El número de personas mayores de 18 años con obesidad en México pasó de 20.5 millones en el 2012 a 24.3 millones en el 2016, según el informe El estado de la seguridad alimentaria y la nutrición en el mundo 2018, presentado en la sede de la FAO, en Roma, Italia.

El reporte de la Organización de las Naciones Unidas para la Alimentación y la Agricultura (FAO) destacó que la obesidad entre adultos ha empeorado, principalmente en Norteamérica, y el problema afecta a una de cada ocho personas en el planeta.

El documento, según el cual el hambre ha aumentado a causa del cambio climático y crisis económicas y afecta a 821 millones de personas en el mundo, expone que la obesidad es también un resultado de la inseguridad alimentaria.

Indicó que el vínculo entre la inseguridad alimentaria y el sobrepeso y la obesidad pasa a través de la dieta, que se ve afectada por el costo de los alimentos.

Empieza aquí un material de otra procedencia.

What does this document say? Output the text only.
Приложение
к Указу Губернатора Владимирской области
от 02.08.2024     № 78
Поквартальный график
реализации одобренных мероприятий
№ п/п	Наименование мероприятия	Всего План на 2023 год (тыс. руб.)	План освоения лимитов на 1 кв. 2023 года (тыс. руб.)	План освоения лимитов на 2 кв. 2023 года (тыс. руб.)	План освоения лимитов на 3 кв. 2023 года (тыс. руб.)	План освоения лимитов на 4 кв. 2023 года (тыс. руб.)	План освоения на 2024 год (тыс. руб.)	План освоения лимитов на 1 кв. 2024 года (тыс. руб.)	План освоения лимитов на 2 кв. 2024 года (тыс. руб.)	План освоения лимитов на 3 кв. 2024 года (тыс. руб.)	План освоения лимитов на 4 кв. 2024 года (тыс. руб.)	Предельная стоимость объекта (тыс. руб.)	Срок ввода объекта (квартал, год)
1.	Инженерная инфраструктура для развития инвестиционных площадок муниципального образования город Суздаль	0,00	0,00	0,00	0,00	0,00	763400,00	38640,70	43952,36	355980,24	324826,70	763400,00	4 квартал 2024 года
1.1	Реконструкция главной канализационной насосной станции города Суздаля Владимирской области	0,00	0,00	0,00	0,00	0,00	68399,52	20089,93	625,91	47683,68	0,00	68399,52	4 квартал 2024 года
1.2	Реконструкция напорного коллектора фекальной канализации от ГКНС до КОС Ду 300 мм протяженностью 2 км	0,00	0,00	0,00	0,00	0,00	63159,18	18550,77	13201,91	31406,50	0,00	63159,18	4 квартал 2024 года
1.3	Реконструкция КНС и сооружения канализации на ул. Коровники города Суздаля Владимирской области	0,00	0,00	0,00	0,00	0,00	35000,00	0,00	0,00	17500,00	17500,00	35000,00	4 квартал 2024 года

En ese sentido, destacó que los alimentos nutritivos y frescos tienden a ser costosos.

“Por lo tanto, cuando comienzan a escasear los recursos de los hogares destinados a la alimentación, las personas eligen alimentos menos costosos que, a menudo, tienen una alta densidad calórica y un bajo contenido de nutrientes”, explicó.

Planteó que en el contexto de los mercados de alimentos globalizados, donde el costo relativo de los alimentos con un alto contenido de grasas y azúcares es bajo en comparación con los productos frescos, el establecimiento de prioridades de costos para las familias que padecen inseguridad alimentaria puede dar lugar a dietas con un alto contenido calórico, escasa diversidad y bajo contenido de nutrientes y fibra.

Señaló que las personas que padecen inseguridad alimentaria tienen menos probabilidades de tener acceso físico a los mercados para poder comprar alimentos nutritivos y saludables a precios asequibles, especialmente en los países de ingresos altos.

Según el informe, también existe una ruta psicosocial que va desde la inseguridad alimentaria hasta la obesidad.

En ese sentido, explicó que la experiencia de no tener acceso a determinados alimentos, o un acceso adecuado, a menudo genera sensaciones de ansiedad, estrés y depresión, que a su vez pueden conducir a comportamientos que aumentan el riesgo de padecer sobrepeso y obesidad.

Entre éstos pueden incluirse patrones de ingesta compulsiva o sobrealimentación.